EVERNA Musafir Ishmina

Andry Chang
Chapter #14

09 Roti Musafir - Bagian 1

Ternyata titik terang yang dilihat Marc itu tak ubahnya cahaya lilin di seberang lautan. Hari demi hari dilaluinya sambil terus berkeliling kota dan bertanya sekeliling tentang anaknya tiap ada kesempatan. Namun semua jawaban yang diterimanya tak kunjung mendekatkannya pada secercah sinar itu.

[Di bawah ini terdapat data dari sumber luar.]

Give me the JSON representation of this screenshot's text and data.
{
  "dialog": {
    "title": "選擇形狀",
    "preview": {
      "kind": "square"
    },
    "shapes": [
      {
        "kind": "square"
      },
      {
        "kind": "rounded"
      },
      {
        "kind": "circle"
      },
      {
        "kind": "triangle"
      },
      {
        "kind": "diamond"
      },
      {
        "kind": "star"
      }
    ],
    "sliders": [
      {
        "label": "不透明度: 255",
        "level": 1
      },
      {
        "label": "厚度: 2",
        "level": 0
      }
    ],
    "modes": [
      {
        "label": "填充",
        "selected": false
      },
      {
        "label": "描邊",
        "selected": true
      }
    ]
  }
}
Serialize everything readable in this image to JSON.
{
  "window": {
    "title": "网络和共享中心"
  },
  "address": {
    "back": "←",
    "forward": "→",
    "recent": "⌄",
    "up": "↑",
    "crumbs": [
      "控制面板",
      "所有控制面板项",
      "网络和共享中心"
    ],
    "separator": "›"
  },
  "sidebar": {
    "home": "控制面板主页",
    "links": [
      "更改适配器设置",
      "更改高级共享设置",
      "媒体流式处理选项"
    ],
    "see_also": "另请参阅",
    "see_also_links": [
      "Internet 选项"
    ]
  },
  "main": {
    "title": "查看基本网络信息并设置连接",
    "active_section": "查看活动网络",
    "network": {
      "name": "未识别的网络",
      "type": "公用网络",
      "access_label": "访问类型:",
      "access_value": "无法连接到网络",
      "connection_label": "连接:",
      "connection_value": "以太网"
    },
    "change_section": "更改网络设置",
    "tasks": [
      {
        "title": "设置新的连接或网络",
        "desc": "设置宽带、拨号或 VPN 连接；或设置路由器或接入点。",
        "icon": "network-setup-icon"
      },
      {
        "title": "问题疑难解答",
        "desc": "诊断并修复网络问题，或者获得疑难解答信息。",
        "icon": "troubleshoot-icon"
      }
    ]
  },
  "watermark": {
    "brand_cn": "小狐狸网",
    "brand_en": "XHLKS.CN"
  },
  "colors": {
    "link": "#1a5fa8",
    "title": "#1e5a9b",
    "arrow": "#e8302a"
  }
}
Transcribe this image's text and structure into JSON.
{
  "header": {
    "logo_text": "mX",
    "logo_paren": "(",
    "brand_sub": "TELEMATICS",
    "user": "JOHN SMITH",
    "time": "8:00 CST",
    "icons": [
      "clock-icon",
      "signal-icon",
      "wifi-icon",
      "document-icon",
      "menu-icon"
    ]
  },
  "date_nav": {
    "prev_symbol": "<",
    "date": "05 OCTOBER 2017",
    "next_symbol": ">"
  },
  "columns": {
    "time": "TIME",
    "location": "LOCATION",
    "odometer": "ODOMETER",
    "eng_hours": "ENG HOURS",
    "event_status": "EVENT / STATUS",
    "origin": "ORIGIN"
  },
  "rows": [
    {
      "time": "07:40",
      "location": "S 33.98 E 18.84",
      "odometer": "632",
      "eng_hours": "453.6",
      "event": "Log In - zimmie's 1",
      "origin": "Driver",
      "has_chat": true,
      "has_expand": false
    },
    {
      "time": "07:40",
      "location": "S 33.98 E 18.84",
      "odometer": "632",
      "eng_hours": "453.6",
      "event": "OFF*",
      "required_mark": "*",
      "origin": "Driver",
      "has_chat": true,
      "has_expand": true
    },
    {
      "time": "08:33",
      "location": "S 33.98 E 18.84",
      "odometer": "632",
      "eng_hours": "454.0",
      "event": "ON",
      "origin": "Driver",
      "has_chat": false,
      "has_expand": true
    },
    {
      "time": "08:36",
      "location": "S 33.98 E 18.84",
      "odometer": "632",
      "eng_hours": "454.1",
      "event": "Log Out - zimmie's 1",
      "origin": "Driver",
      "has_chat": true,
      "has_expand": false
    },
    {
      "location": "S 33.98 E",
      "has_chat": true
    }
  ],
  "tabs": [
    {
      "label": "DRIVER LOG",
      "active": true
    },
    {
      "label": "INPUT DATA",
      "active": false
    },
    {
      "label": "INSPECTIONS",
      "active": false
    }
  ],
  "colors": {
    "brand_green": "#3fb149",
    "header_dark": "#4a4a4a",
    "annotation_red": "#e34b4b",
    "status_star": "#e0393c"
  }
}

Kenyataan bicara, lebih mudah memahat batu dengan satu tangan dan dua kaki daripada mencari satu manusia di tengah kota yang tak ubahnya mencari jarum dalam tumpukan jerami.

Seteguh apapun mental Marc Raine sebagai mantan perwira perang, segala tekanan bertubi-tubi dari “kerja paksa” dan usaha yang tak kunjung membuahkan hasil tak ayal melelahkan jiwanya. Saat kembali di rumah Nabila suatu senja, Marc terduduk di lantai beralas karpet, meringkuk sambil memegangi kepalanya.

Ingin rasanya Marc menyerah, kembali saja ke Lore. Sekali lagi rasa sesal menyapanya. Setahun setelah “kabar petampakan” Caitlin itu, siapa bisa menjamin Arcel masih berada di kota yang sama? Kalau memang ia tak ada di Hadassah, lantas di mana lagi?

Andai Marc tak meluruskan kesalahpahamannya dengan Arcel, sisa usianya takkan bisa ia lewati dengan damai. Sungguh serba salah. Sekali lagi tekad Marc diuji, ditekan ke titik jenuh.

Lantas suara lembut Nabila menyapanya. “Sakit kepala lagi?”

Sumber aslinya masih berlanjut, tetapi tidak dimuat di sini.